**Install Nvidia Llamma SDK for Python**

In [64]:
!pip install --upgrade --quiet llama-index-llms-nvidia llama-index-embeddings-nvidia

**Initialize the environment with Nvidia API Key**

In [65]:
import getpass
import os

#del os.environ['NVIDIA_API_KEY']  ## delete key and reset
if os.environ.get("NVIDIA_API_KEY", "").startswith("nvapi-"):
    print("Valid NVIDIA_API_KEY already in environment. Delete to reset")
else:
    nvapi_key = getpass.getpass("NVAPI Key (starts with nvapi-): ")
    assert nvapi_key.startswith(
        "nvapi-"
    ), f"{nvapi_key[:5]}... is not a valid key"
    os.environ["NVIDIA_API_KEY"] = nvapi_key

Valid NVIDIA_API_KEY already in environment. Delete to reset


**Trying out the Nvidia Foundational AI API Endpoint**

In [66]:
# Import the OpenAI module from the openai package
from openai import OpenAI

# Create an instance of the OpenAI client, configuring it to interact with NVIDIA's API
client = OpenAI(
  base_url = "https://integrate.api.nvidia.com/v1",  # Set the base URL for NVIDIA's API
  api_key = nvapi_key
)

def ask_question(user_input):
  # Create a chat completion request using the specified model and parameters
  chat_response = client.chat.completions.create(
  model="meta/llama3-8b-instruct",  # Specify the model to use for generating the completion
  messages=[{"role":"user","content":user_input}],  # Provide the prompt to the model
  temperature=0.5,  # Set the temperature for the generation to control randomness (0.5 is moderate)
  top_p=1,  # Use nucleus sampling with top-p set to 1, meaning no filtering by cumulative probability
  max_tokens=1024,  # Limit the response to a maximum of 1024 tokens
  stream=False  # Enable streaming to receive the response in chunks
  )
  return chat_response.choices[0].message.content  # Extract and return the generated response text

completion = ask_question("what's the current exchange rate of USD to SGD?")

print(completion)

The current exchange rate of USD to SGD (United States Dollar to Singapore Dollar) can fluctuate constantly, so I'll provide you with the latest rate as of my knowledge cutoff.

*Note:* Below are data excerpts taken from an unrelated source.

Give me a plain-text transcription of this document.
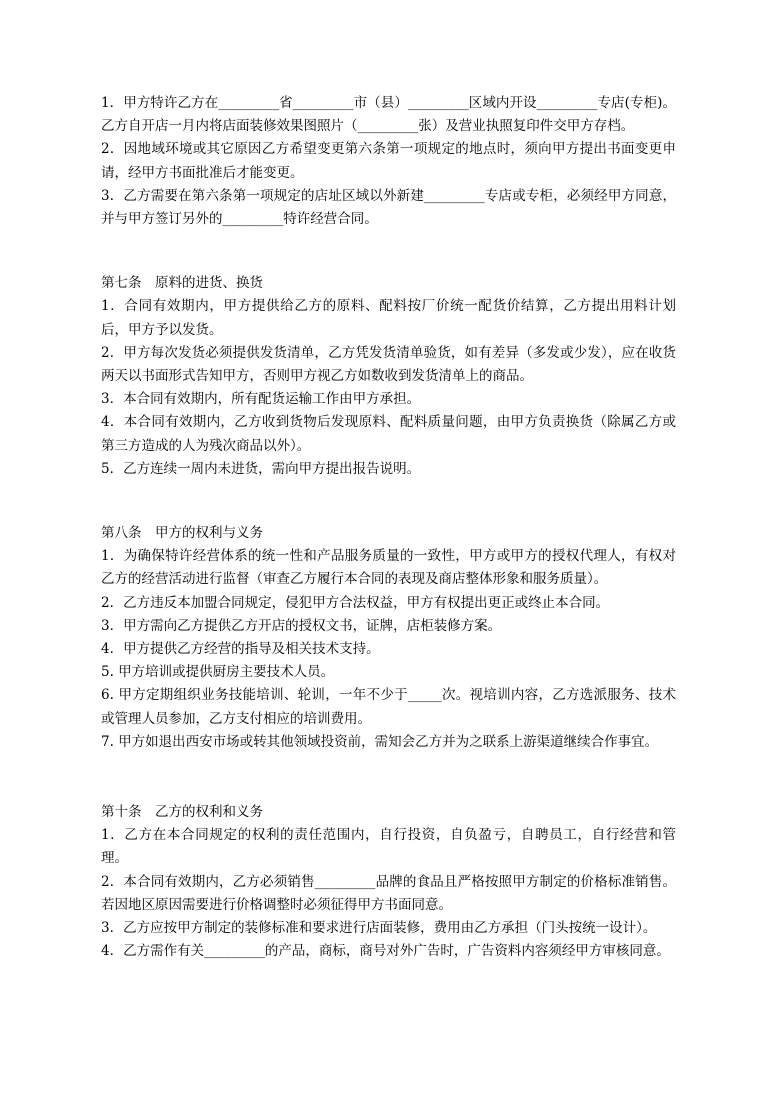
1．甲方特许乙方在_________省_________市（县）_________区域内开设_________专店(专柜)。乙方自开店一月内将店面装修效果图照片（_________张）及营业执照复印件交甲方存档。

2．因地域环境或其它原因乙方希望变更第六条第一项规定的地点时，须向甲方提出书面变更申请，经甲方书面批准后才能变更。

3．乙方需要在第六条第一项规定的店址区域以外新建_________专店或专柜，必须经甲方同意，并与甲方签订另外的_________特许经营合同。

第七条　原料的进货、换货

1．合同有效期内，甲方提供给乙方的原料、配料按厂价统一配货价结算，乙方提出用料计划后，甲方予以发货。

2．甲方每次发货必须提供发货清单，乙方凭发货清单验货，如有差异（多发或少发），应在收货两天以书面形式告知甲方，否则甲方视乙方如数收到发货清单上的商品。

3．本合同有效期内，所有配货运输工作由甲方承担。

4．本合同有效期内，乙方收到货物后发现原料、配料质量问题，由甲方负责换货（除属乙方或第三方造成的人为残次商品以外）。

5．乙方连续一周内未进货，需向甲方提出报告说明。

第八条　甲方的权利与义务

1．为确保特许经营体系的统一性和产品服务质量的一致性，甲方或甲方的授权代理人，有权对乙方的经营活动进行监督（审查乙方履行本合同的表现及商店整体形象和服务质量）。

2．乙方违反本加盟合同规定，侵犯甲方合法权益，甲方有权提出更正或终止本合同。

3．甲方需向乙方提供乙方开店的授权文书，证牌，店柜装修方案。

4．甲方提供乙方经营的指导及相关技术支持。

5. 甲方培训或提供厨房主要技术人员。

6. 甲方定期组织业务技能培训、轮训，一年不少于_____次。视培训内容，乙方选派服务、技术或管理人员参加，乙方支付相应的培训费用。

7. 甲方如退出西安市场或转其他领域投资前，需知会乙方并为之联系上游渠道继续合作事宜。

第十条　乙方的权利和义务

1．乙方在本合同规定的权利的责任范围内，自行投资，自负盈亏，自聘员工，自行经营和管理。

2．本合同有效期内，乙方必须销售_________品牌的食品且严格按照甲方制定的价格标准销售。若因地区原因需要进行价格调整时必须征得甲方书面同意。

3．乙方应按甲方制定的装修标准和要求进行店面装修，费用由乙方承担（门头按统一设计）。

4．乙方需作有关_________的产品，商标，商号对外广告时，广告资料内容须经甲方审核同意。
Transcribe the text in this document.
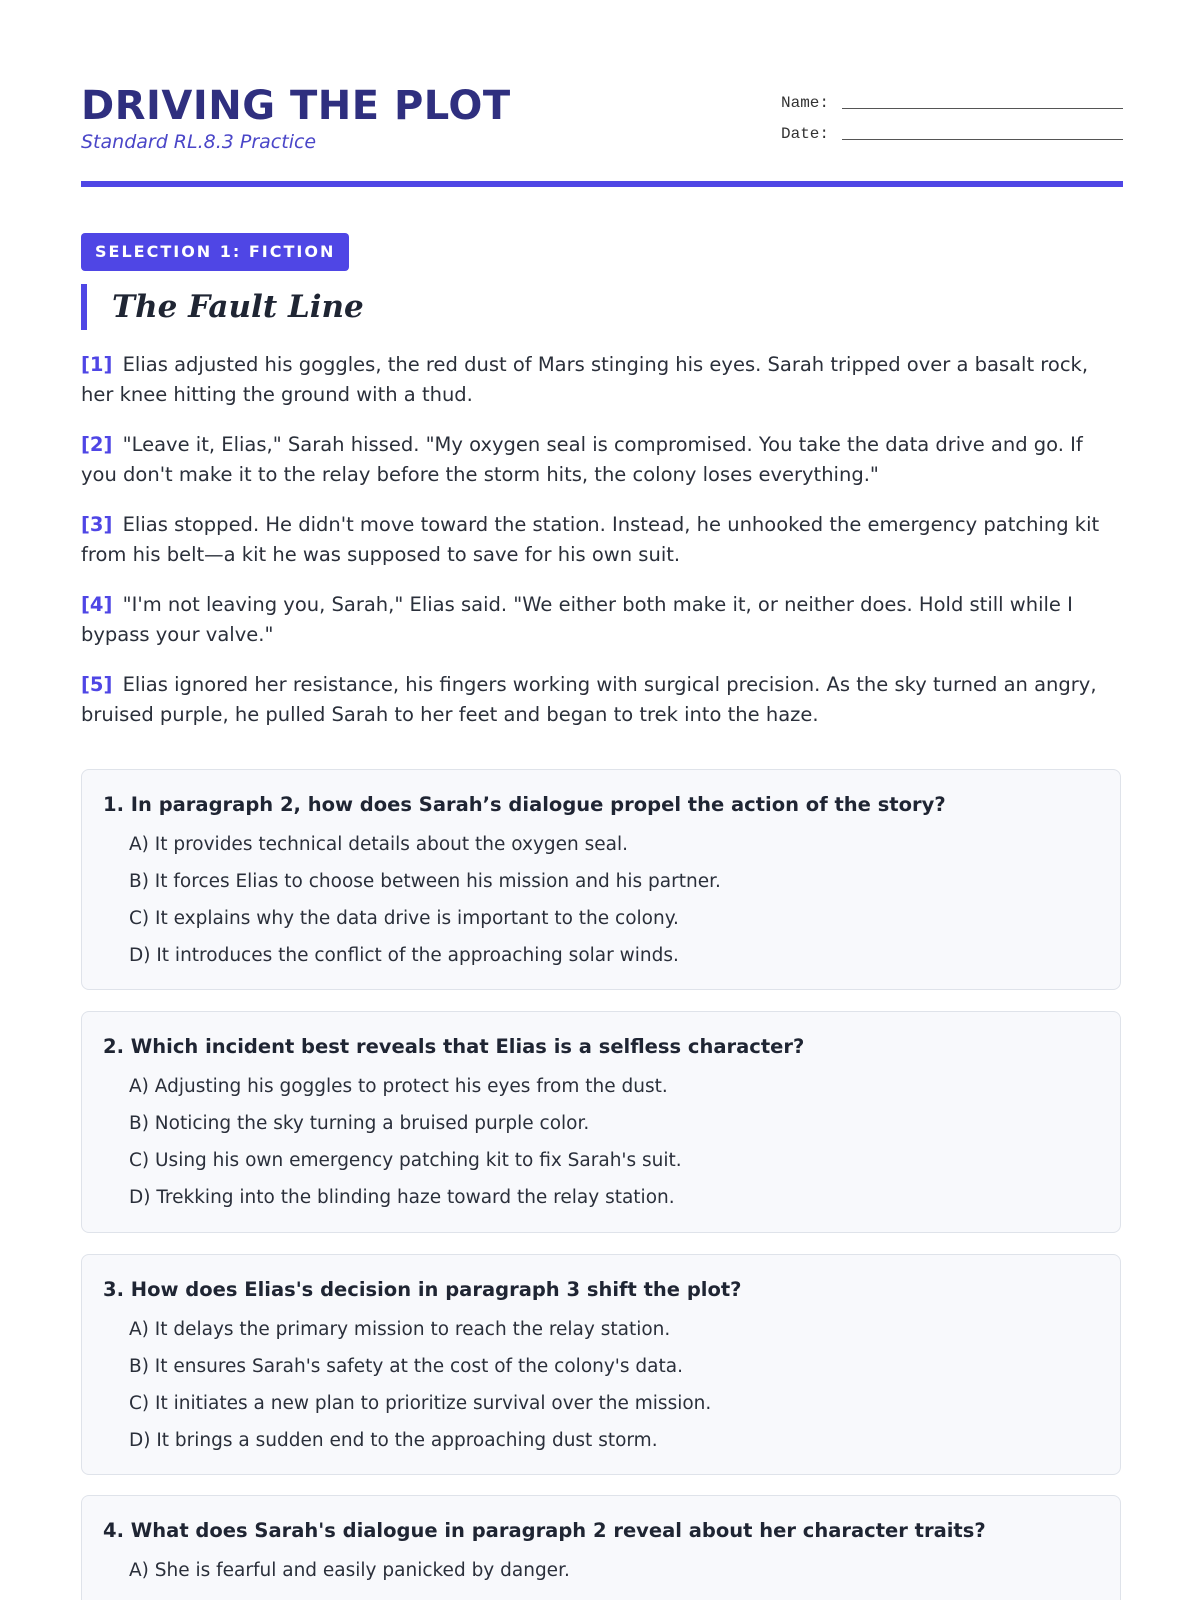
DRIVING THE PLOT
Standard RL.8.3 Practice
Name:
Date:
SELECTION 1: FICTION
The Fault Line

[1] Elias adjusted his goggles, the red dust of Mars stinging his eyes. Sarah tripped over a basalt rock, her knee hitting the ground with a thud.

[2] "Leave it, Elias," Sarah hissed. "My oxygen seal is compromised. You take the data drive and go. If you don't make it to the relay before the storm hits, the colony loses everything."

[3] Elias stopped. He didn't move toward the station. Instead, he unhooked the emergency patching kit from his belt—a kit he was supposed to save for his own suit.

[4] "I'm not leaving you, Sarah," Elias said. "We either both make it, or neither does. Hold still while I bypass your valve."

[5] Elias ignored her resistance, his fingers working with surgical precision. As the sky turned an angry, bruised purple, he pulled Sarah to her feet and began to trek into the haze.

1. In paragraph 2, how does Sarah’s dialogue propel the action of the story?
A) It provides technical details about the oxygen seal.
B) It forces Elias to choose between his mission and his partner.
C) It explains why the data drive is important to the colony.
D) It introduces the conflict of the approaching solar winds.
2. Which incident best reveals that Elias is a selfless character?
A) Adjusting his goggles to protect his eyes from the dust.
B) Noticing the sky turning a bruised purple color.
C) Using his own emergency patching kit to fix Sarah's suit.
D) Trekking into the blinding haze toward the relay station.
3. How does Elias's decision in paragraph 3 shift the plot?
A) It delays the primary mission to reach the relay station.
B) It ensures Sarah's safety at the cost of the colony's data.
C) It initiates a new plan to prioritize survival over the mission.
D) It brings a sudden end to the approaching dust storm.
4. What does Sarah's dialogue in paragraph 2 reveal about her character traits?
A) She is fearful and easily panicked by danger.
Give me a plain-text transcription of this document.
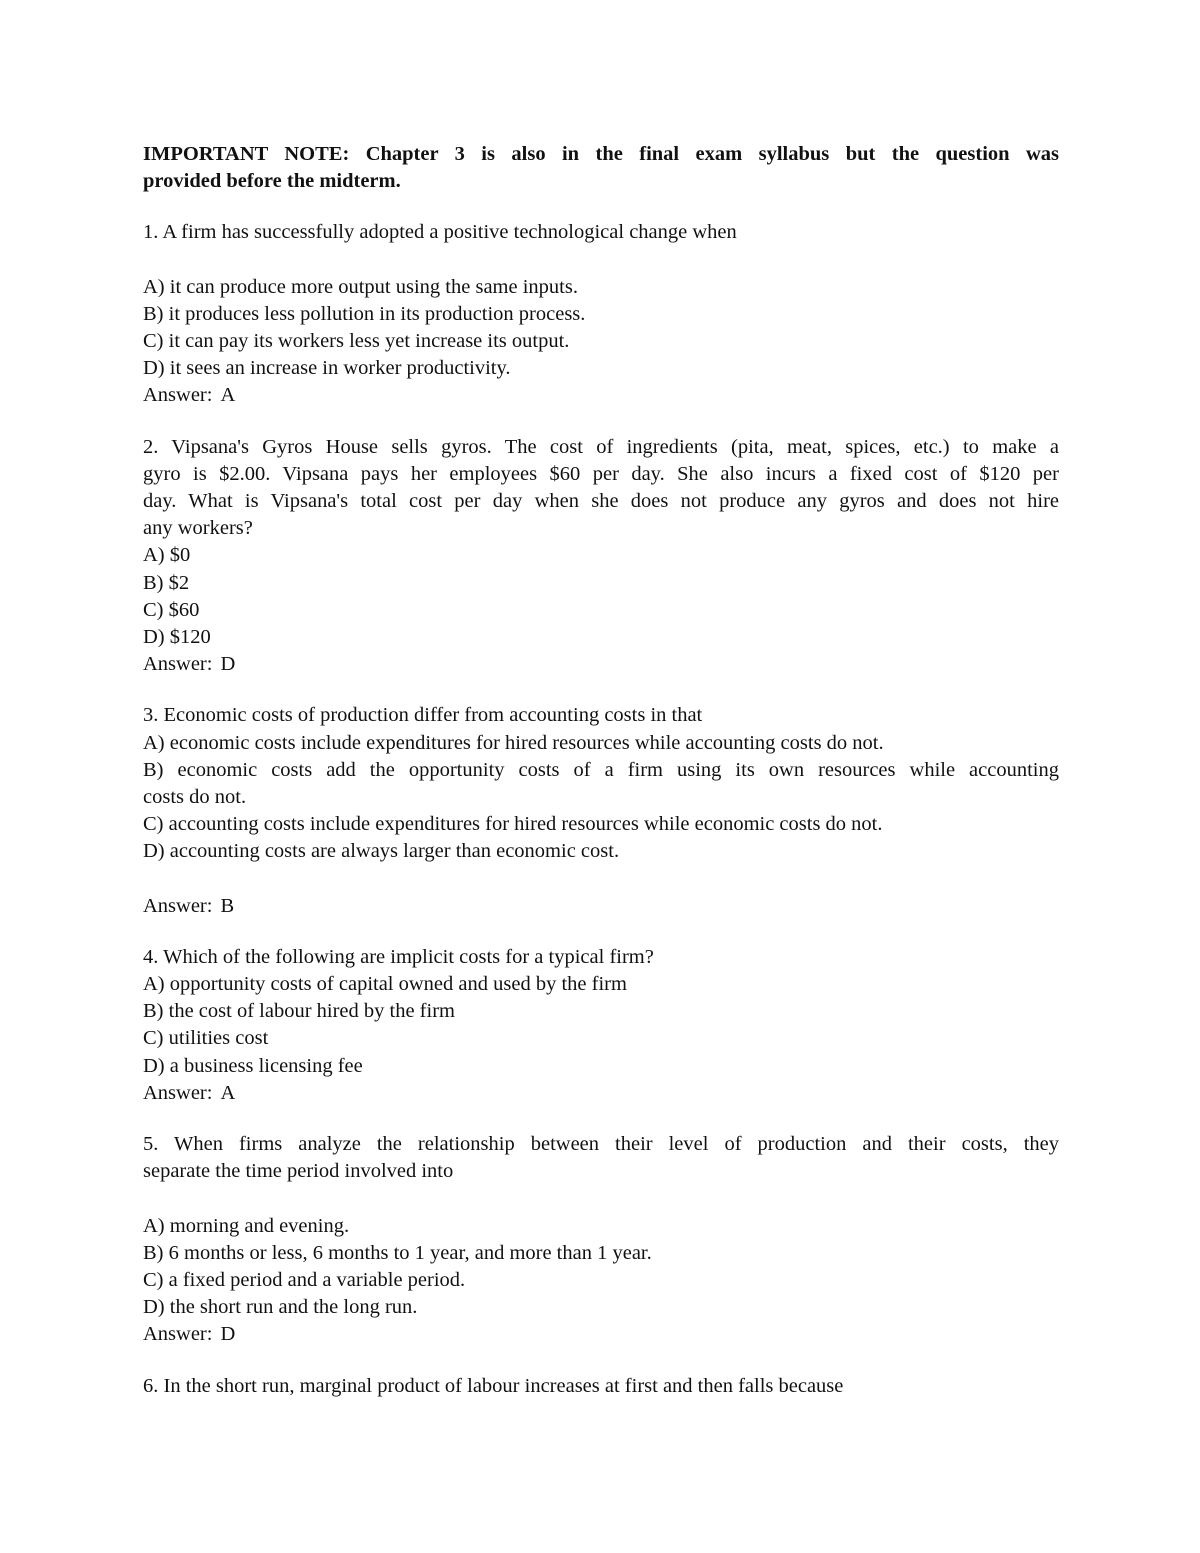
IMPORTANT NOTE: Chapter 3 is also in the final exam syllabus but the question was
provided before the midterm.
1. A firm has successfully adopted a positive technological change when
A) it can produce more output using the same inputs.
B) it produces less pollution in its production process.
C) it can pay its workers less yet increase its output.
D) it sees an increase in worker productivity.
Answer: A
2. Vipsana's Gyros House sells gyros. The cost of ingredients (pita, meat, spices, etc.) to make a
gyro is $2.00. Vipsana pays her employees $60 per day. She also incurs a fixed cost of $120 per
day. What is Vipsana's total cost per day when she does not produce any gyros and does not hire
any workers?
A) $0
B) $2
C) $60
D) $120
Answer: D
3. Economic costs of production differ from accounting costs in that
A) economic costs include expenditures for hired resources while accounting costs do not.
B) economic costs add the opportunity costs of a firm using its own resources while accounting
costs do not.
C) accounting costs include expenditures for hired resources while economic costs do not.
D) accounting costs are always larger than economic cost.
Answer: B
4. Which of the following are implicit costs for a typical firm?
A) opportunity costs of capital owned and used by the firm
B) the cost of labour hired by the firm
C) utilities cost
D) a business licensing fee
Answer: A
5. When firms analyze the relationship between their level of production and their costs, they
separate the time period involved into
A) morning and evening.
B) 6 months or less, 6 months to 1 year, and more than 1 year.
C) a fixed period and a variable period.
D) the short run and the long run.
Answer: D
6. In the short run, marginal product of labour increases at first and then falls because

Please note that exchange rates may change rapidly and may not reflect the current rate.

As of [insert current date], the exchange rate is approximately:

1 USD = 1.37 SGD

Please note that this rate is subject to change and may not reflect the current rate. I recommend checking with a reliable currency conversion website or a financial institution for the most up-to-date exchange rate.

Here are some reliable sources to check the current exchange rate:

1. XE.com: A popular online currency conversion website that provides real-time exchange rates.
2. Google Currency Converter: A built-in currency converter in Google search that provides real-time exchange rates.
3. Singapore Exchange (SGX): The official website of the Singapore Exchange provides exchange rates for various currencies, including USD to SGD.
4. Y

**Improving the LLM**

Here, we try out Nvidia's API for llama AI model and to ensure we can access NVIDIA AI Foundation Endpoints through the OpenAI package. We can seamlessly leverage NVIDIA’s AI capabilities and integrate into our chat later on.

The model is smart enough to provide alternative ways to get the exchange rate instead of confidently response with a number (hallucination). However, it is generally better to provide the exchange rate right away to the user.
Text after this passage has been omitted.